I know, for the Manaiakalani project at least, there were loads of volunteers. The thanks was mostly around money - not time, effort, volunteered expertise etc.
And I found the audience to be a little condescending. There were a few cultural dances in between the speeches and I heard whispers of "that's beautiful". It sort of came across as "look at the little brown people in their colourful costumes". I don't know what could have been done about that but it did bother me to an extent.
In saying all of that, the scope of the project is amazing. The approach that's being taken, how involved the community are in determining their own futures and the sort of support the project is getting in all areas just astounding.
I met a guy who was there scoping out the area for a potential community garden as part of a health initiative. Brilliant.
So fast forward 2 days, and we had the Manaiakalani end of year bash. A much less formal event where we drunk, gossiped and talked. Brilliant. I even got called a gentleman! A hell of a title to live up to though.
About 20 students had dressed up and did a haka and a few other performances (sorry guys - not really up on the correct terminology). The bit which really stuck me though, was just how proud of these kids I could be. I can't quite explain it. I guess I have a sense of possessiveness of the kids given that I've been at school so often and we've formed our own little relationships (one of my favourite ones is where a certain someone says "Hello Mr. Nevyn". And then, in the same breath she'll come out with "I'm sorry - I forgot to leave off the Mr". The "Mr" just suddenly appeared one day with no real explanation. Before that I was just Nevyn).
And finally, the name sake of this post - The Whole Village.
Today was the Volunteers Morning Tea at Point England School. I had been invited to this a few weeks ago and I was told that it was fairly big. What I didn't realise until today was just how big. I've always thought of that saying "It takes a village to raise a child" to be something quite foreign. I mean, we don't really have villages in New Zealand right?

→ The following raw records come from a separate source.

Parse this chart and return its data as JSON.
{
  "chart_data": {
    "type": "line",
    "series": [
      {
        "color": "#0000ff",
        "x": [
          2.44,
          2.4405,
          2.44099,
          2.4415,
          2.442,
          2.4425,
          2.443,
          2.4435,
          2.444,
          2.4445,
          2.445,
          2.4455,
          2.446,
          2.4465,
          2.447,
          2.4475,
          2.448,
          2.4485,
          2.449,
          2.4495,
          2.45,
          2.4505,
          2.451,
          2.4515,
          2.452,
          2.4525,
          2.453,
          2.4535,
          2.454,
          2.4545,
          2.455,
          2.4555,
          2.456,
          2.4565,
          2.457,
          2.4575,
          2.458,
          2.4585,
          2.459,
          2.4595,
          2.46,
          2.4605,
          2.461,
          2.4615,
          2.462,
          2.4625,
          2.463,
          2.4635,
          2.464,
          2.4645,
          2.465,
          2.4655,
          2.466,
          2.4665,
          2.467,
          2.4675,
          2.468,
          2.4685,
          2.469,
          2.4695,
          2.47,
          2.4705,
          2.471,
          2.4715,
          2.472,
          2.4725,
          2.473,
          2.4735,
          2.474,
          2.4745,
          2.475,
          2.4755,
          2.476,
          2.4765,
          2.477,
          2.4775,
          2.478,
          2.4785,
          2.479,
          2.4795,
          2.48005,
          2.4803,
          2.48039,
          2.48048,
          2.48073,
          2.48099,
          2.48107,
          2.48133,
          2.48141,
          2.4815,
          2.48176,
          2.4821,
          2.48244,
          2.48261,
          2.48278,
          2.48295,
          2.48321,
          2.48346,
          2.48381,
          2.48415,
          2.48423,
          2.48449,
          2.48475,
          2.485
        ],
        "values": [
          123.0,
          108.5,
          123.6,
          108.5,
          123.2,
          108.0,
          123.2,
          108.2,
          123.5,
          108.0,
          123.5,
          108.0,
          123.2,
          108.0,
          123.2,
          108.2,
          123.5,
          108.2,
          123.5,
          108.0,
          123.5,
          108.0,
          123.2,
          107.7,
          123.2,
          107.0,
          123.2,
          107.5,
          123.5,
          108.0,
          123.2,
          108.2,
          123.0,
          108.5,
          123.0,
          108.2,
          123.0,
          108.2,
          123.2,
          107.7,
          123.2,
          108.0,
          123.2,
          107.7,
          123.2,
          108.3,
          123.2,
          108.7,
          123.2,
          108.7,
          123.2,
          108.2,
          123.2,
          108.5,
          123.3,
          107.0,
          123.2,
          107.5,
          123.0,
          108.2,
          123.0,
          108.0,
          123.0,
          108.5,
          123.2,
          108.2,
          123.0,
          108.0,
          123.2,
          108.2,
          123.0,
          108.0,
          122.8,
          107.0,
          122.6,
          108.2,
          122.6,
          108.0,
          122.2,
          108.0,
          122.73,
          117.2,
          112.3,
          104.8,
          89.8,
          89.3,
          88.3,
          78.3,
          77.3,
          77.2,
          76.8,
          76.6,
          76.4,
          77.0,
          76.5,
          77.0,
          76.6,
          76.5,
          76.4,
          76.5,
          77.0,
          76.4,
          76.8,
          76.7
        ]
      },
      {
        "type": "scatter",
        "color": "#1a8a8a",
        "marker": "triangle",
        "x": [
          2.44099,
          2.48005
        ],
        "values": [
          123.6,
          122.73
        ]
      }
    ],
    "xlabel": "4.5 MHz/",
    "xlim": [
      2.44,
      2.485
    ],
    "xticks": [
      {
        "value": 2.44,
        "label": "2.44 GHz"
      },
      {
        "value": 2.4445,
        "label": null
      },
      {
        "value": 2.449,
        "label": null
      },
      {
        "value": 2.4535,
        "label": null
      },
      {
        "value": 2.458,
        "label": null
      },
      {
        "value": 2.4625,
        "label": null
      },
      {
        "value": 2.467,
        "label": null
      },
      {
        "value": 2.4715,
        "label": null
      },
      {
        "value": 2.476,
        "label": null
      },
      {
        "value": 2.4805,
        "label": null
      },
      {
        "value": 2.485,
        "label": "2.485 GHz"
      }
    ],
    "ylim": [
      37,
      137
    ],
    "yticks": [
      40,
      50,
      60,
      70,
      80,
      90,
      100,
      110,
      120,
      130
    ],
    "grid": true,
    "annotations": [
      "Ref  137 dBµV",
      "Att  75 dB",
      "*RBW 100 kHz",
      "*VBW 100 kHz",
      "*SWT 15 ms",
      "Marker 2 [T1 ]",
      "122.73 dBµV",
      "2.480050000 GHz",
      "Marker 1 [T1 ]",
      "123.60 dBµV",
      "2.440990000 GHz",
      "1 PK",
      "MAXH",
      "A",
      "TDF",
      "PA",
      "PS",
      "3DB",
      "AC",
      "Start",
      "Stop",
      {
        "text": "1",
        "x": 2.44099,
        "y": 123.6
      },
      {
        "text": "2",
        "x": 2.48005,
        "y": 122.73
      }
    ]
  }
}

So I'm there looking around the room and more chairs had to be put out. There were that many people. People who helped with one on one reading. People who organised the walking school buses. People who did a bit of work around the school. People who supervised on school trips / camps etc.
Considering that I was the only one there from the volunteers (and commercial partners) from the Manaiakalani project, you also have to take into account the people working in the background.
But those people weren't invited - the only people invited I'm guessing where those who had actually been at the school during school hours. What's astounding about that is the fact that I was told only about half of those who were invited were able to come today. More chairs, still people standing around, only half of those invited there, and loads of people not invited.
That's not a village - that's a friggin' town.